Les chiffres du chômage livrés par Eurostat font état d’une hausse en avril, mais il est fort probable que le nombre réel de chômeurs soit beaucoup plus important que ce qu’indiquent les statistiques. Un article d’Euractiv Italie.

En avril, deuxième mois au cours duquel des mesures de confinement ont été mises en œuvre pour contrer la propagation du coronavirus, le taux de chômage corrigé des variations saisonnières s’est établi à 7,3 % dans la zone euro. En mars, il s’élevait à 7,1 %. Il a également augmenté au sein de l’UE27, passant de 6,4 % en mars à 6,6 % en avril.

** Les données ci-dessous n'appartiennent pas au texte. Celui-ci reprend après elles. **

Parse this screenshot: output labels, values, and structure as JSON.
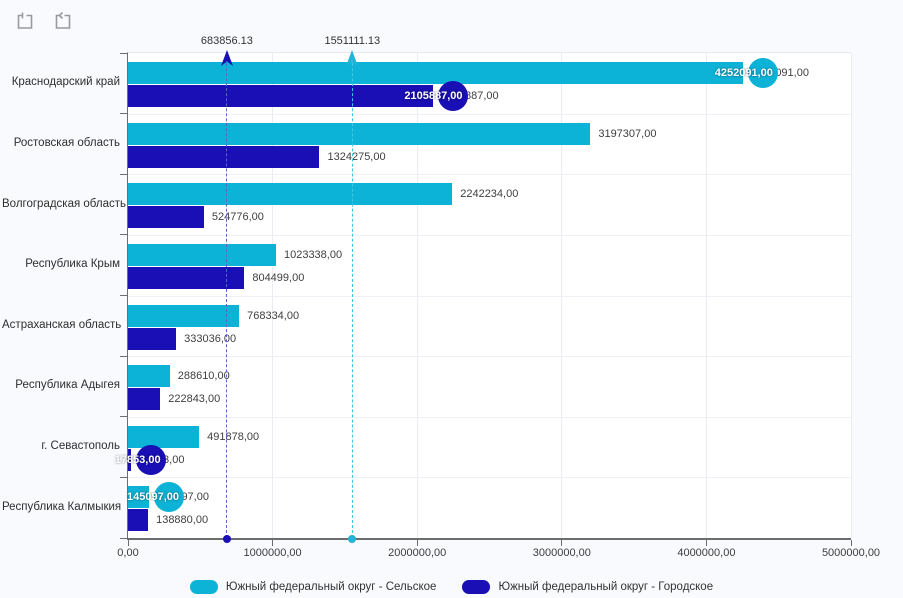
{
  "toolbar": {
    "icons": [
      {
        "name": "zoom-selection-reset"
      },
      {
        "name": "undo-zoom"
      }
    ]
  },
  "chart_data": {
    "type": "bar",
    "orientation": "horizontal",
    "title": "",
    "xlabel": "",
    "ylabel": "",
    "grid": true,
    "legend_position": "bottom",
    "categories": [
      "Краснодарский край",
      "Ростовская область",
      "Волгоградская область",
      "Республика Крым",
      "Астраханская область",
      "Республика Адыгея",
      "г. Севастополь",
      "Республика Калмыкия"
    ],
    "series": [
      {
        "name": "Южный федеральный округ - Сельское",
        "color": "#0db3d6",
        "values": [
          4252091,
          3197307,
          2242234,
          1023338,
          768334,
          288610,
          491878,
          145097
        ],
        "labels": [
          "4252091,00",
          "3197307,00",
          "2242234,00",
          "1023338,00",
          "768334,00",
          "288610,00",
          "491878,00",
          "145097,00"
        ]
      },
      {
        "name": "Южный федеральный округ - Городское",
        "color": "#1a0fb4",
        "values": [
          2105887,
          1324275,
          524776,
          804499,
          333036,
          222843,
          17853,
          138880
        ],
        "labels": [
          "2105887,00",
          "1324275,00",
          "524776,00",
          "804499,00",
          "333036,00",
          "222843,00",
          "17853,00",
          "138880,00"
        ]
      }
    ],
    "point_markers": [
      {
        "series": 0,
        "category": 0,
        "label": "4252091,00",
        "note": "max of series"
      },
      {
        "series": 1,
        "category": 0,
        "label": "2105887,00",
        "note": "max of series"
      },
      {
        "series": 1,
        "category": 6,
        "label": "17853,00",
        "note": "min of series"
      },
      {
        "series": 0,
        "category": 7,
        "label": "145097,00",
        "note": "min of series"
      }
    ],
    "constant_lines": [
      {
        "value": 683856.13,
        "label": "683856.13",
        "line_color": "#5c63c9",
        "marker_color": "#1a0fb4"
      },
      {
        "value": 1551111.13,
        "label": "1551111.13",
        "line_color": "#41c6e6",
        "marker_color": "#23b4d8"
      }
    ],
    "x_axis": {
      "min": 0,
      "max": 5000000,
      "tick_interval": 1000000,
      "tick_labels": [
        "0,00",
        "1000000,00",
        "2000000,00",
        "3000000,00",
        "4000000,00",
        "5000000,00"
      ]
    },
    "legend": [
      {
        "label": "Южный федеральный округ - Сельское",
        "color": "#0db3d6"
      },
      {
        "label": "Южный федеральный округ - Городское",
        "color": "#1a0fb4"
      }
    ]
  }
}
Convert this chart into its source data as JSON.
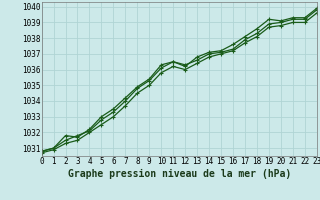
{
  "title": "Graphe pression niveau de la mer (hPa)",
  "background_color": "#cce9e9",
  "grid_color": "#b0d4d4",
  "line_color": "#1a5c1a",
  "x_min": 0,
  "x_max": 23,
  "y_min": 1030.5,
  "y_max": 1040.3,
  "yticks": [
    1031,
    1032,
    1033,
    1034,
    1035,
    1036,
    1037,
    1038,
    1039,
    1040
  ],
  "xticks": [
    0,
    1,
    2,
    3,
    4,
    5,
    6,
    7,
    8,
    9,
    10,
    11,
    12,
    13,
    14,
    15,
    16,
    17,
    18,
    19,
    20,
    21,
    22,
    23
  ],
  "line1_x": [
    0,
    1,
    2,
    3,
    4,
    5,
    6,
    7,
    8,
    9,
    10,
    11,
    12,
    13,
    14,
    15,
    16,
    17,
    18,
    19,
    20,
    21,
    22,
    23
  ],
  "line1_y": [
    1030.8,
    1031.0,
    1031.5,
    1031.8,
    1032.1,
    1032.8,
    1033.3,
    1034.0,
    1034.8,
    1035.3,
    1036.1,
    1036.5,
    1036.3,
    1036.6,
    1037.0,
    1037.1,
    1037.3,
    1037.9,
    1038.3,
    1038.9,
    1039.0,
    1039.2,
    1039.2,
    1039.8
  ],
  "line2_x": [
    0,
    1,
    2,
    3,
    4,
    5,
    6,
    7,
    8,
    9,
    10,
    11,
    12,
    13,
    14,
    15,
    16,
    17,
    18,
    19,
    20,
    21,
    22,
    23
  ],
  "line2_y": [
    1030.8,
    1031.0,
    1031.8,
    1031.7,
    1032.2,
    1033.0,
    1033.5,
    1034.2,
    1034.9,
    1035.4,
    1036.3,
    1036.5,
    1036.2,
    1036.8,
    1037.1,
    1037.2,
    1037.6,
    1038.1,
    1038.6,
    1039.2,
    1039.1,
    1039.3,
    1039.3,
    1039.9
  ],
  "line3_x": [
    0,
    1,
    2,
    3,
    4,
    5,
    6,
    7,
    8,
    9,
    10,
    11,
    12,
    13,
    14,
    15,
    16,
    17,
    18,
    19,
    20,
    21,
    22,
    23
  ],
  "line3_y": [
    1030.7,
    1030.9,
    1031.3,
    1031.5,
    1032.0,
    1032.5,
    1033.0,
    1033.7,
    1034.5,
    1035.0,
    1035.8,
    1036.2,
    1036.0,
    1036.4,
    1036.8,
    1037.0,
    1037.2,
    1037.7,
    1038.1,
    1038.7,
    1038.8,
    1039.0,
    1039.0,
    1039.6
  ],
  "tick_fontsize": 5.5,
  "label_fontsize": 7.0,
  "line_width": 0.9,
  "marker_size": 3.5
}
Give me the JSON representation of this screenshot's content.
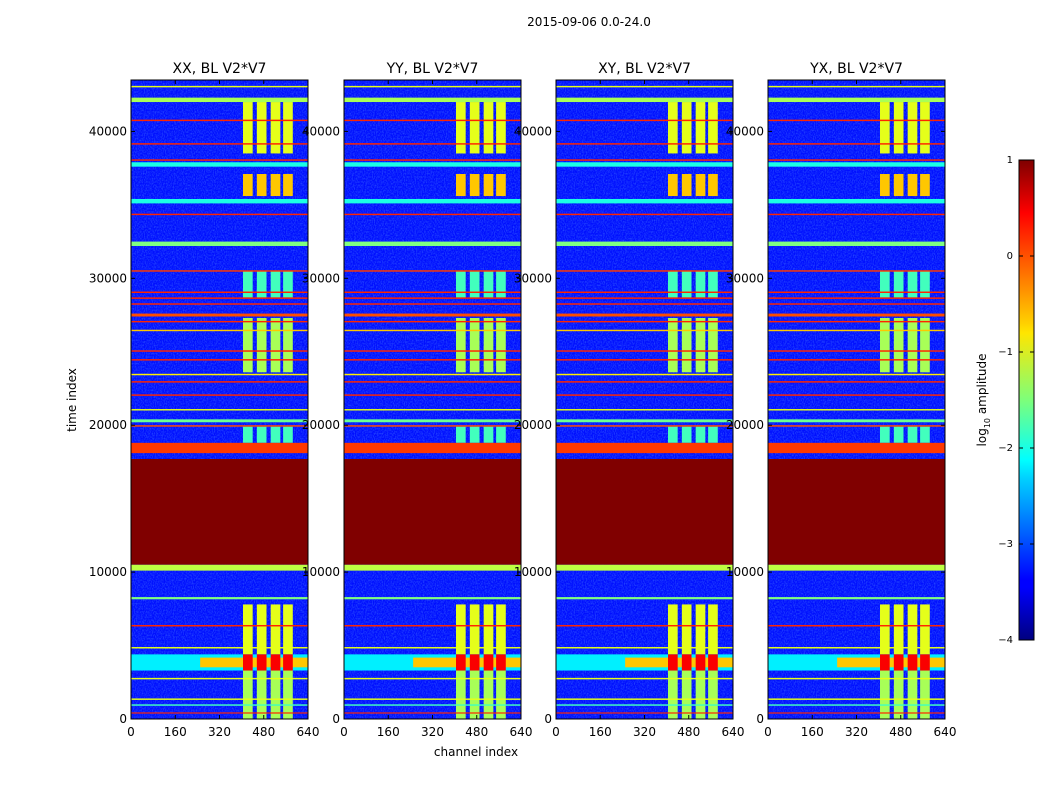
{
  "chart_data": {
    "type": "heatmap",
    "suptitle": "2015-09-06 0.0-24.0",
    "xlabel": "channel index",
    "ylabel": "time index",
    "xlim": [
      0,
      640
    ],
    "ylim": [
      0,
      43500
    ],
    "xticks": [
      0,
      160,
      320,
      480,
      640
    ],
    "yticks": [
      0,
      10000,
      20000,
      30000,
      40000
    ],
    "panels": [
      {
        "title": "XX, BL V2*V7",
        "polarization": "XX",
        "baseline": "V2*V7"
      },
      {
        "title": "YY, BL V2*V7",
        "polarization": "YY",
        "baseline": "V2*V7"
      },
      {
        "title": "XY, BL V2*V7",
        "polarization": "XY",
        "baseline": "V2*V7"
      },
      {
        "title": "YX, BL V2*V7",
        "polarization": "YX",
        "baseline": "V2*V7"
      }
    ],
    "colorbar": {
      "label": "log10 amplitude",
      "min": -4,
      "max": 1,
      "ticks": [
        -4,
        -3,
        -2,
        -1,
        0,
        1
      ],
      "tick_labels": [
        "−4",
        "−3",
        "−2",
        "−1",
        "0",
        "1"
      ]
    },
    "background_log_amplitude": -3.3,
    "signal_channel_bands": [
      [
        405,
        440
      ],
      [
        455,
        490
      ],
      [
        505,
        540
      ],
      [
        550,
        585
      ]
    ],
    "rows": [
      {
        "from": 10500,
        "to": 17700,
        "value": 1.0,
        "kind": "full"
      },
      {
        "from": 18100,
        "to": 18800,
        "value": 0.1,
        "kind": "full"
      },
      {
        "from": 10100,
        "to": 10500,
        "value": -1.2,
        "kind": "full"
      },
      {
        "from": 3300,
        "to": 4400,
        "value": 0.4,
        "kind": "taper"
      },
      {
        "from": 8150,
        "to": 8300,
        "value": -1.5,
        "kind": "full"
      },
      {
        "from": 42000,
        "to": 42300,
        "value": -1.3,
        "kind": "full"
      },
      {
        "from": 32200,
        "to": 32500,
        "value": -1.5,
        "kind": "full"
      },
      {
        "from": 27400,
        "to": 27600,
        "value": 0.0,
        "kind": "full"
      },
      {
        "from": 20200,
        "to": 20400,
        "value": -1.6,
        "kind": "full"
      },
      {
        "from": 19900,
        "to": 20000,
        "value": 0.0,
        "kind": "full"
      },
      {
        "from": 38000,
        "to": 38100,
        "value": 0.2,
        "kind": "full"
      },
      {
        "from": 37600,
        "to": 37900,
        "value": -2.0,
        "kind": "full"
      },
      {
        "from": 35100,
        "to": 35400,
        "value": -2.0,
        "kind": "full"
      },
      {
        "from": 30450,
        "to": 30550,
        "value": 0.1,
        "kind": "full"
      },
      {
        "from": 29000,
        "to": 29100,
        "value": 0.2,
        "kind": "full"
      },
      {
        "from": 28600,
        "to": 28700,
        "value": 0.2,
        "kind": "full"
      },
      {
        "from": 28200,
        "to": 28300,
        "value": 0.2,
        "kind": "full"
      },
      {
        "from": 27000,
        "to": 27100,
        "value": 0.2,
        "kind": "full"
      },
      {
        "from": 26400,
        "to": 26500,
        "value": -0.6,
        "kind": "full"
      },
      {
        "from": 25000,
        "to": 25100,
        "value": 0.2,
        "kind": "full"
      },
      {
        "from": 24400,
        "to": 24500,
        "value": 0.2,
        "kind": "full"
      },
      {
        "from": 23400,
        "to": 23500,
        "value": -0.8,
        "kind": "full"
      },
      {
        "from": 22900,
        "to": 23000,
        "value": 0.2,
        "kind": "full"
      },
      {
        "from": 22000,
        "to": 22100,
        "value": 0.2,
        "kind": "full"
      },
      {
        "from": 21000,
        "to": 21100,
        "value": -1.0,
        "kind": "full"
      },
      {
        "from": 34300,
        "to": 34400,
        "value": 0.2,
        "kind": "full"
      },
      {
        "from": 39100,
        "to": 39200,
        "value": 0.2,
        "kind": "full"
      },
      {
        "from": 40700,
        "to": 40800,
        "value": 0.2,
        "kind": "full"
      },
      {
        "from": 43000,
        "to": 43100,
        "value": -1.0,
        "kind": "full"
      },
      {
        "from": 6300,
        "to": 6400,
        "value": 0.2,
        "kind": "full"
      },
      {
        "from": 4800,
        "to": 4900,
        "value": -1.0,
        "kind": "full"
      },
      {
        "from": 2700,
        "to": 2800,
        "value": -1.0,
        "kind": "full"
      },
      {
        "from": 1300,
        "to": 1400,
        "value": -1.0,
        "kind": "full"
      },
      {
        "from": 900,
        "to": 1000,
        "value": -1.8,
        "kind": "full"
      },
      {
        "from": 400,
        "to": 450,
        "value": 0.2,
        "kind": "full"
      }
    ],
    "band_rows": [
      {
        "from": 35600,
        "to": 37100,
        "value": -0.6
      },
      {
        "from": 38500,
        "to": 42000,
        "value": -1.0
      },
      {
        "from": 23600,
        "to": 27300,
        "value": -1.3
      },
      {
        "from": 4400,
        "to": 7800,
        "value": -1.0
      },
      {
        "from": 0,
        "to": 3300,
        "value": -1.3
      },
      {
        "from": 18800,
        "to": 19900,
        "value": -1.8
      },
      {
        "from": 28700,
        "to": 30500,
        "value": -1.8
      }
    ]
  }
}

Ces résultats proviennent de la dernière enquête d’Eurostat qui photographie la situation du chômage en Europe. C’est l’Espagne qui affiche le taux le plus élevé de l’UE avec 14,8%, suivie de la Lettonie (9%) et de Chypre (8,9%). En Italie, le taux de chômage atteint 6,3%.

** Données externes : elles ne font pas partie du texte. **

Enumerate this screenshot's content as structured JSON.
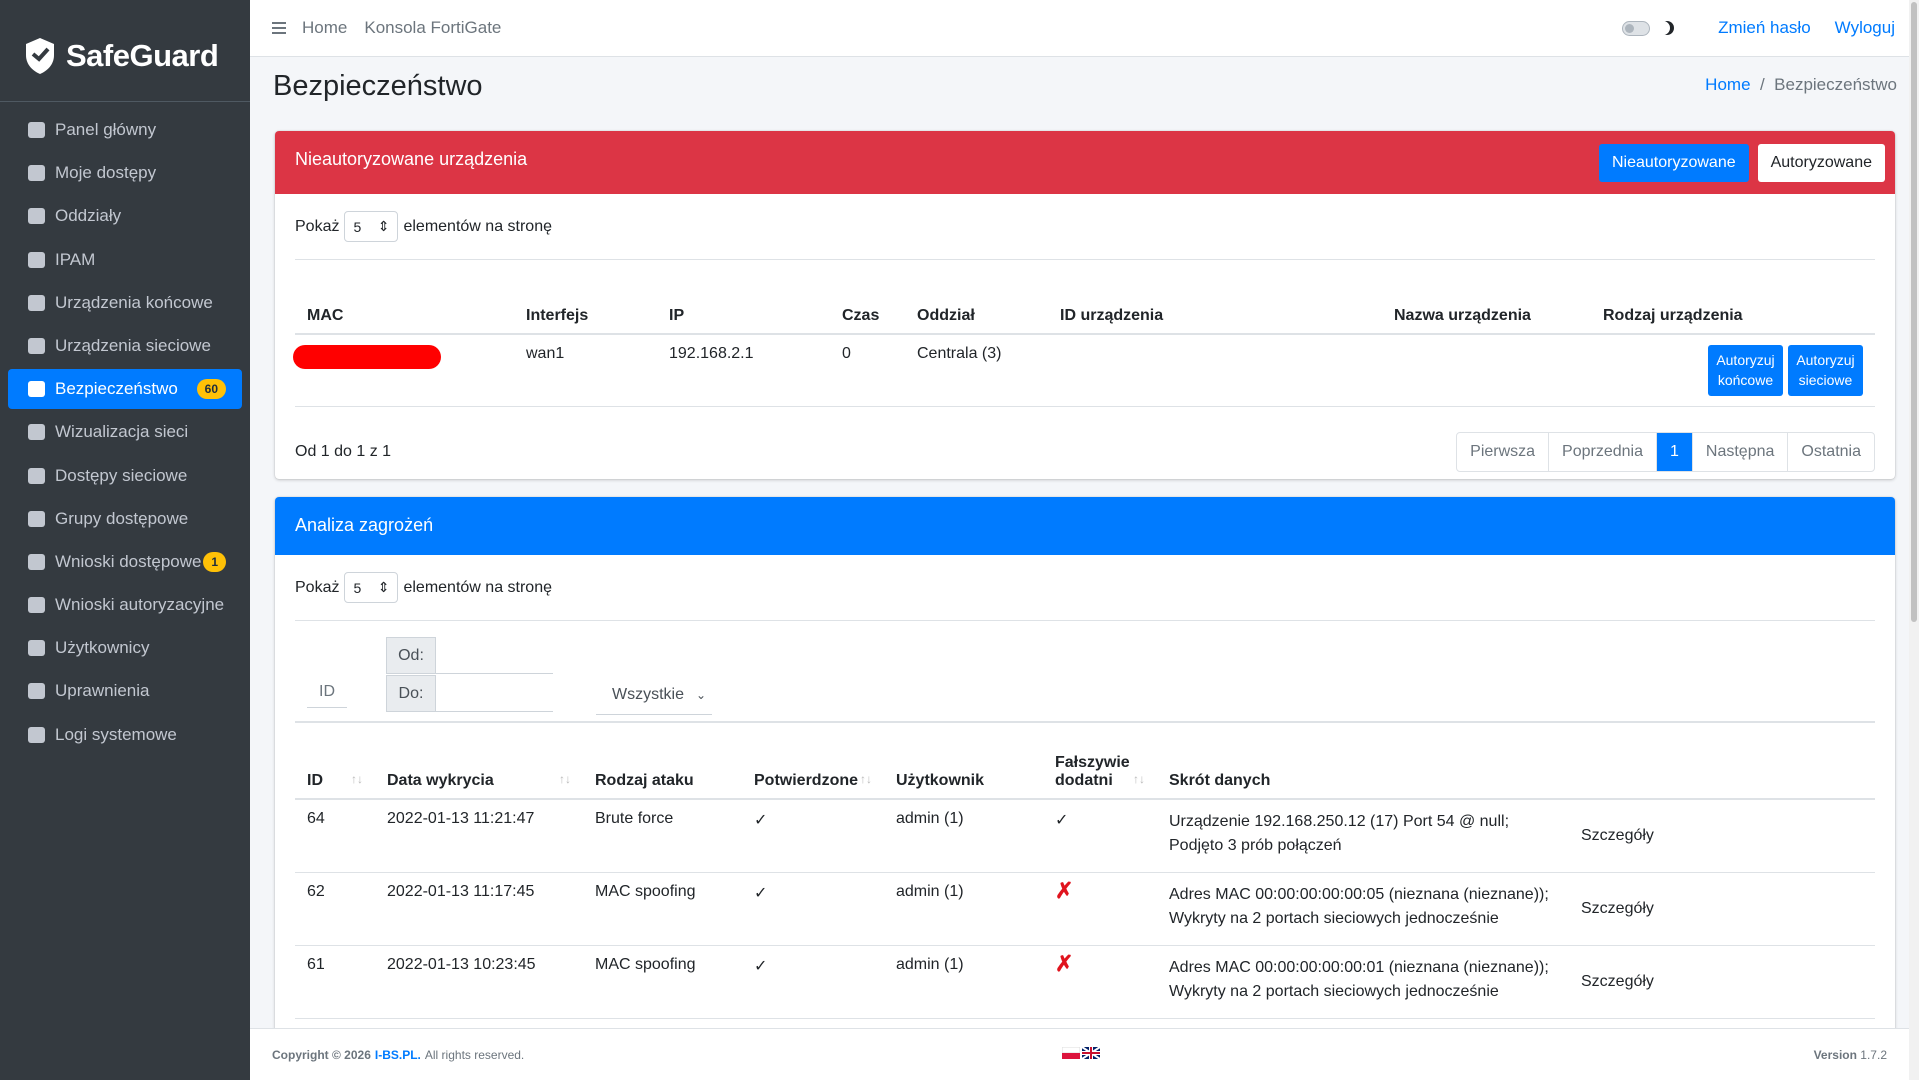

Ces données posent certains problèmes, en particulier dans le cas de l’Italie pour laquelle elles indiquent un taux de chômage relativement faible. Cela tient au fait que ces statistiques ne prennent pas en compte une certaine catégorie de la population : celle des personnes qui ne s’inscrivent pas dans les centres pour l’emploi, car elles estiment qu’une telle démarche ne changera rien à leur situation personnelle.

Les données fournies par l’office statistique de l’Union européenne pourraient donc être très largement sous-estimées, dans certains cas tout au moins.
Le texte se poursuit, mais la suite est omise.